コマンド クエリ責務分離 (CQRS: Command and Query Responsibility Segregation) は Greg Young によって導入され、Udi Dahan などによって強く推進されました。 CQS の原則に基づいていますが、より詳細です。 コマンドとイベントに加え、必要に応じて非同期メッセージに基づくパターンと考えることができます。 CQRS は多くの場合、書き込み (更新) 用ではなく読み取り (クエリ) 用に異なる物理データベースを持つなど、より高度なシナリオに関連しています。 さらに進化した CQRS システムでは、更新プログラム データベースにイベント ソーシング (ES) を実装することができるため、現在の状態のデータを格納するのではなく、ドメイン モデルにのみイベントを格納します。 ただし、この方法はこのガイドでは使用しません。 このガイドでは、クエリとコマンドを分離するだけの最も単純な CQRS アプローチを使用しています。

CQRS の分離の側面は、あるレイヤーにクエリ操作を、別のレイヤーにコマンドをそれぞれグループ化することによって実現されます。 各レイヤーには独自のデータ モデルがあります (モデルと言っている点に注意してください。必ずしも異なるデータベースではありません)。各レイヤーは独自のパターンとテクノロジの組み合わせを使用して構築されています。 さらに重要な点は、このガイドで使用されている例 (注文マイクロサービス) のように、2 つのレイヤーが同じ階層またはマイクロサービス内に存在する可能性がある、ということです。 また、別のマイクロサービスまたはプロセス上に実装できるので、互いに影響を与えることなく個別に最適化およびスケールアウトすることができます。

CQRS は、他のコンテキストでは 1 つのオブジェクトの場合でも、読み取り/書き込み操作のために 2 つのオブジェクトを持つことを意味します。 非正規化された読み取りデータベースを持つことには理由があります。詳細については、より高度な CQRS のドキュメントを参照してください。 ただし、ここではこのアプローチを使っていません。ここでは、集計のような DDD パターンの制約があるクエリを制限するのではなく、クエリに柔軟性を持たせることを目標としています。
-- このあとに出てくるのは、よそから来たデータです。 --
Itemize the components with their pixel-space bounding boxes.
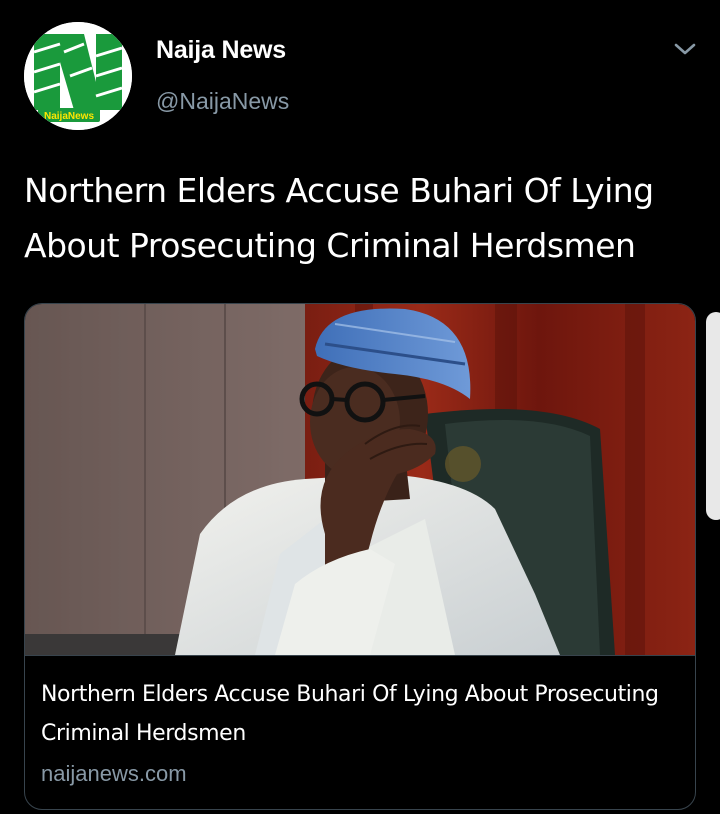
tweet: NaijaNews Naija News @NaijaNews Northern… [0,0,720,814]
scrollbar-thumb[interactable] [706,312,720,520]
tweet-text: Northern Elders Accuse Buhari Of Lying A… [24,171,654,265]
avatar[interactable]: NaijaNews [24,22,132,130]
author-name[interactable]: Naija News [156,36,286,65]
card-domain[interactable]: naijanews.com [41,761,187,787]
link-card[interactable]: Northern Elders Accuse Buhari Of Lying A… [24,303,696,810]
chevron-down-icon [674,43,696,55]
author-handle[interactable]: @NaijaNews [156,88,289,115]
naija-news-logo-icon: NaijaNews [24,22,132,130]
article-photo [25,304,695,655]
avatar-logo-text: NaijaNews [44,111,94,122]
card-image[interactable] [25,304,695,655]
card-title[interactable]: Northern Elders Accuse Buhari Of Lying A… [41,675,671,753]
tweet-menu-button[interactable] [672,38,698,60]
card-divider [25,655,695,656]
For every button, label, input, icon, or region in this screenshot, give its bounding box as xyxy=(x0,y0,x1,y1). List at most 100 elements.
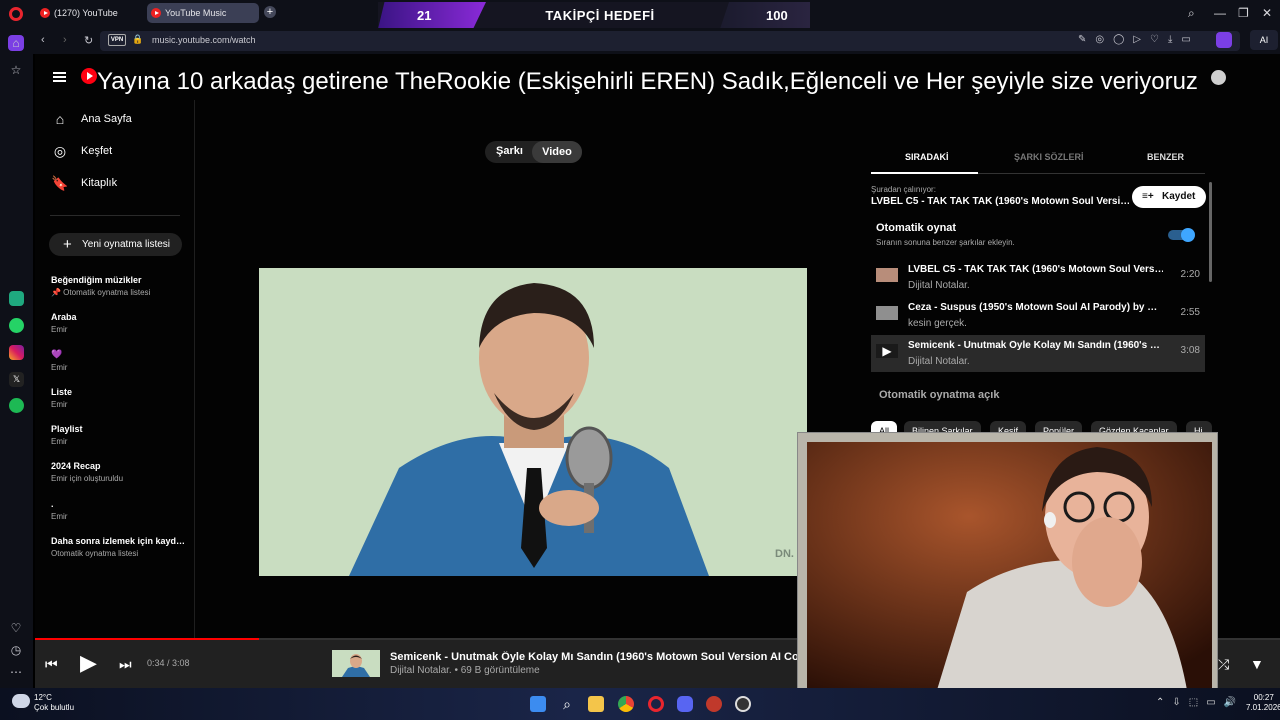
webcam-feed xyxy=(807,442,1212,690)
discord-icon[interactable] xyxy=(677,696,693,712)
tab-youtube-music[interactable]: YouTube Music xyxy=(147,3,259,23)
ai-button[interactable]: AI xyxy=(1250,30,1278,50)
autoplay-toggle[interactable] xyxy=(1168,228,1195,242)
close-icon[interactable]: ✕ xyxy=(1262,6,1272,20)
tab-youtube[interactable]: (1270) YouTube xyxy=(36,3,144,23)
whatsapp-icon[interactable] xyxy=(9,318,24,333)
queue-item-artist: Dijital Notalar. xyxy=(908,356,970,367)
library-item-sub: Emir xyxy=(51,363,68,372)
search-tabs-icon[interactable]: ⌕ xyxy=(1188,6,1195,21)
avatar[interactable] xyxy=(1211,70,1226,85)
new-playlist-button[interactable]: + Yeni oynatma listesi xyxy=(49,233,182,256)
maximize-icon[interactable]: ❐ xyxy=(1238,6,1249,20)
system-tray-icons[interactable]: ⌃⇩⬚▭🔊 xyxy=(1156,697,1244,708)
library-item[interactable]: 2024 Recap Emir için oluşturuldu xyxy=(51,461,191,483)
clock-time: 00:27 xyxy=(1253,693,1274,702)
tab-active-indicator xyxy=(871,172,978,174)
queue-thumbnail xyxy=(876,268,898,282)
previous-icon[interactable]: ⏮ xyxy=(45,656,58,673)
chrome-icon[interactable] xyxy=(618,696,634,712)
heart-icon[interactable]: ♡ xyxy=(8,620,24,636)
library-item[interactable]: Daha sonra izlemek için kayd… Otomatik oy… xyxy=(51,536,191,558)
library-item[interactable]: Playlist Emir xyxy=(51,424,191,446)
url-text[interactable]: music.youtube.com/watch xyxy=(152,35,256,45)
back-icon[interactable]: ‹ xyxy=(41,34,45,46)
toggle-song[interactable]: Şarkı xyxy=(496,145,523,157)
weather-temp: 12°C xyxy=(34,693,52,702)
opera-taskbar-icon[interactable] xyxy=(648,696,664,712)
profile-icon[interactable] xyxy=(1216,32,1232,48)
autoplay-subtitle: Sıranın sonuna benzer şarkılar ekleyin. xyxy=(876,238,1015,247)
forward-icon[interactable]: › xyxy=(63,34,67,46)
expand-icon[interactable]: ▼ xyxy=(1250,656,1264,672)
x-icon[interactable]: 𝕏 xyxy=(9,372,24,387)
library-item[interactable]: Beğendiğim müzikler 📌 Otomatik oynatma li… xyxy=(51,275,191,297)
tab-label: (1270) YouTube xyxy=(54,8,118,18)
weather-widget[interactable]: 12°C Çok bulutlu xyxy=(34,693,74,713)
song-video-toggle[interactable]: Şarkı Video xyxy=(485,141,582,163)
save-button[interactable]: ≡+ Kaydet xyxy=(1132,186,1206,208)
goal-current: 21 xyxy=(417,8,432,23)
playlist-add-icon: ≡+ xyxy=(1142,191,1154,202)
goal-title: TAKİPÇİ HEDEFİ xyxy=(545,8,655,23)
minimize-icon[interactable]: — xyxy=(1214,6,1226,20)
queue-item-duration: 3:08 xyxy=(1180,345,1200,356)
reload-icon[interactable]: ↻ xyxy=(84,34,93,47)
queue-item[interactable]: LVBEL C5 - TAK TAK TAK (1960's Motown So… xyxy=(871,259,1205,296)
queue-scrollbar[interactable] xyxy=(1209,182,1212,282)
toggle-video[interactable]: Video xyxy=(532,141,582,163)
now-playing-subtitle[interactable]: Dijital Notalar. • 69 B görüntüleme xyxy=(390,665,540,676)
now-playing-thumbnail[interactable] xyxy=(332,650,380,677)
search-icon[interactable]: ⌕ xyxy=(559,696,575,712)
toolbar-extension-icons[interactable]: ✎◎◯▷♡⤓▭ xyxy=(1078,34,1200,45)
menu-icon[interactable] xyxy=(53,72,66,82)
library-item[interactable]: . Emir xyxy=(51,499,191,521)
lock-icon[interactable]: 🔒 xyxy=(132,34,143,45)
tab-related[interactable]: BENZER xyxy=(1147,152,1184,162)
queue-item-playing[interactable]: ▶ Semicenk - Unutmak Öyle Kolay Mı Sandın… xyxy=(871,335,1205,372)
library-item-title: Araba xyxy=(51,312,77,322)
next-icon[interactable]: ⏭ xyxy=(119,656,132,673)
taskbar-clock[interactable]: 00:27 7.01.2026 xyxy=(1246,693,1280,713)
shuffle-icon[interactable]: ⤮ xyxy=(1218,656,1229,673)
youtube-favicon-icon xyxy=(40,8,50,18)
goal-target-panel xyxy=(720,2,810,29)
more-icon[interactable]: ⋯ xyxy=(8,664,24,680)
library-item-title: Liste xyxy=(51,387,73,397)
chatgpt-icon[interactable] xyxy=(9,291,24,306)
spotify-icon[interactable] xyxy=(9,398,24,413)
star-icon[interactable]: ☆ xyxy=(8,62,24,78)
address-field[interactable] xyxy=(100,31,1240,51)
queue-item[interactable]: Ceza - Suspus (1950's Motown Soul AI Par… xyxy=(871,297,1205,334)
library-item-sub: Emir için oluşturuldu xyxy=(51,474,124,483)
new-tab-button[interactable]: + xyxy=(264,6,276,18)
library-item-title: 💜 xyxy=(51,349,63,359)
goal-progress-fill xyxy=(378,2,486,29)
obs-icon[interactable] xyxy=(735,696,751,712)
library-item[interactable]: 💜 Emir xyxy=(51,349,191,372)
library-item[interactable]: Liste Emir xyxy=(51,387,191,409)
microphone-icon[interactable] xyxy=(706,696,722,712)
autoplay-title: Otomatik oynat xyxy=(876,222,957,234)
library-item[interactable]: Araba Emir xyxy=(51,312,191,334)
youtube-music-logo-icon[interactable] xyxy=(81,68,97,84)
file-explorer-icon[interactable] xyxy=(588,696,604,712)
library-item-title: Playlist xyxy=(51,424,83,434)
tab-lyrics[interactable]: ŞARKI SÖZLERİ xyxy=(1014,152,1084,162)
weather-icon[interactable] xyxy=(12,694,30,708)
nav-label: Ana Sayfa xyxy=(81,113,132,125)
now-playing-title[interactable]: Semicenk - Unutmak Öyle Kolay Mı Sandın … xyxy=(390,651,805,663)
save-label: Kaydet xyxy=(1162,191,1196,202)
history-icon[interactable]: ◷ xyxy=(8,642,24,658)
opera-logo-icon[interactable] xyxy=(9,7,23,21)
tab-up-next[interactable]: SIRADAKİ xyxy=(905,152,949,162)
video-artwork[interactable]: DN. xyxy=(259,268,807,576)
play-icon: ▶ xyxy=(876,344,898,358)
vpn-badge[interactable]: VPN xyxy=(108,34,126,46)
play-pause-icon[interactable]: ▶ xyxy=(80,650,97,676)
home-icon[interactable]: ⌂ xyxy=(8,35,24,51)
youtube-music-favicon-icon xyxy=(151,8,161,18)
windows-start-icon[interactable] xyxy=(530,696,546,712)
library-item-title: 2024 Recap xyxy=(51,461,101,471)
instagram-icon[interactable] xyxy=(9,345,24,360)
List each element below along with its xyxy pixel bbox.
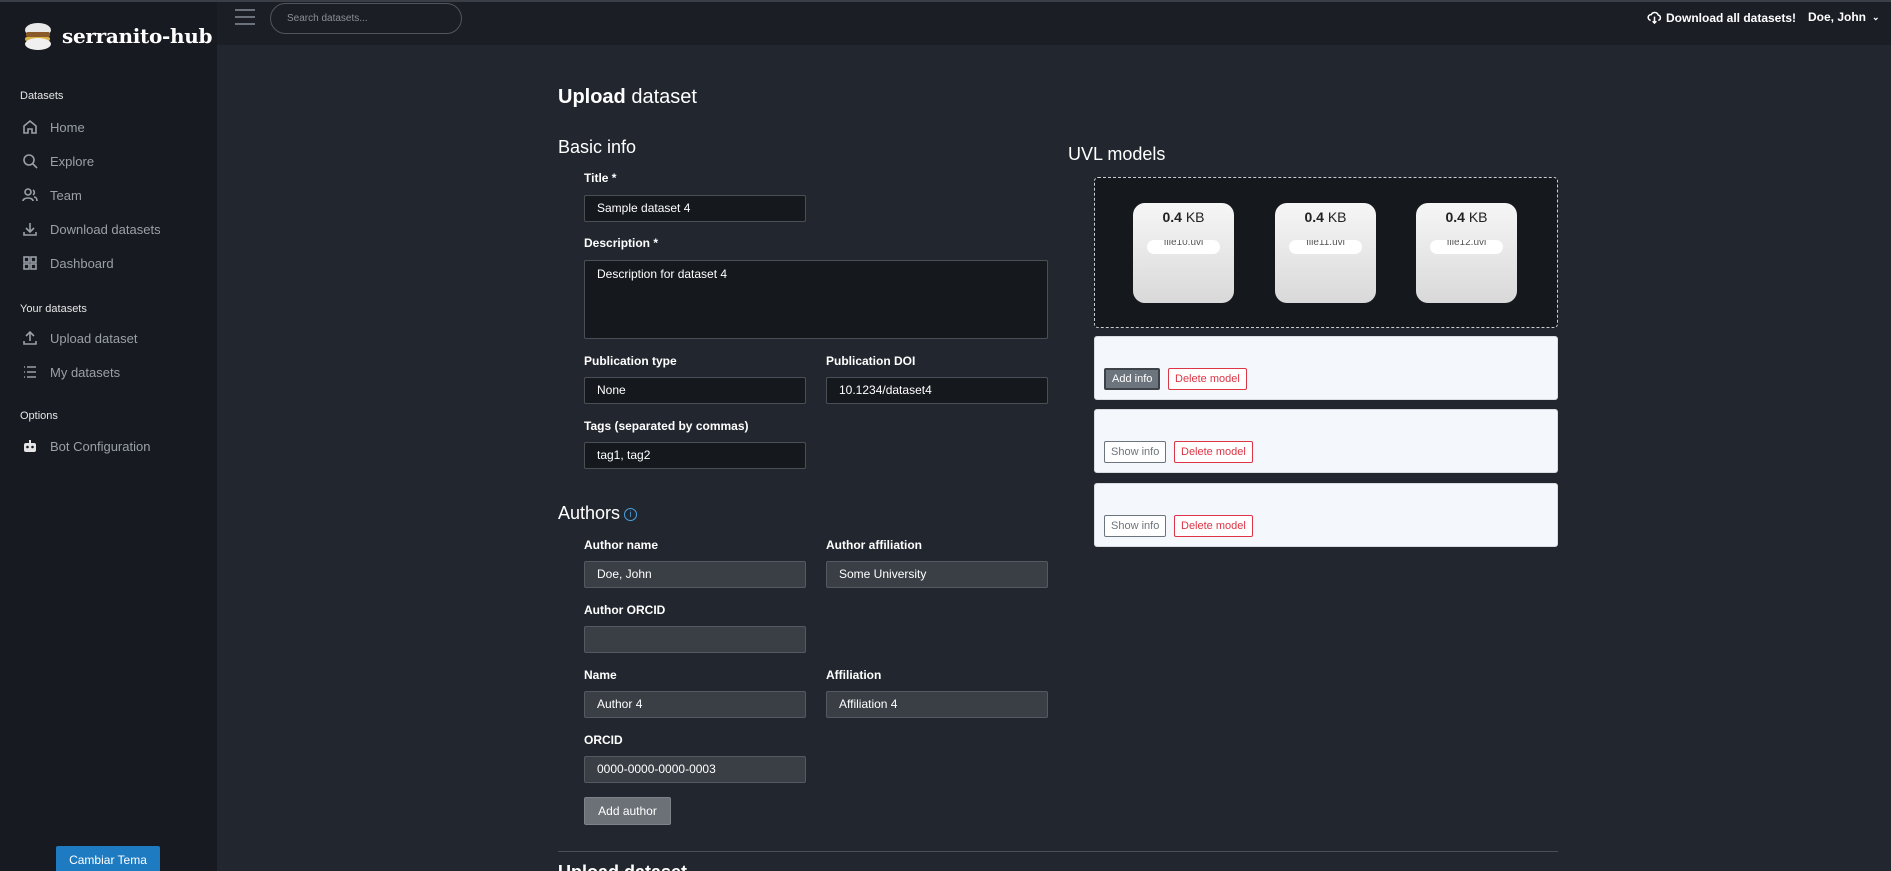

この種のサービスの例として、eShopOnContainers 参照アプリケーションの注文マイクロサービスがあります。 このサービスは、簡略化された CQRS アプローチに基づくマイクロサービスを実装しています。 また、図 7-2 に示すように、単一のデータ ソースまたはデータベースを使用しますが、トランザクション ドメインには 2 つの論理モデルと DDD パターンを使用します。

Diagram showing a high level Simplified CQRS and DDD microservice.

図 7-2。 簡略化された CQRS および DDD ベースのマイクロサービス

この論理的な "注文" マイクロサービスには、注文データベースが含まれています。これは、同じ Docker ホストの可能性もありますが、同じである必要はありません。 同じ Docker ホストにデータベースを置くことは開発の場合にお勧めしますが、運用の場合はお勧めしません。

アプリケーション レイヤーは、Web API の可能性があります。 ここで重要な設計の側面は、マイクロサービスが、CQRS パターンに従って、クエリと ViewModel (特にクライアント アプリケーション用に作成されたデータ モデル) を、コマンド、ドメイン モデル、トランザクションから分離していることです。 このアプローチによって、トランザクションと更新にのみ意味のある DDD パターンに由来する制限と制約から、クエリを独立させることができます。詳細については、以降のセクションで説明します。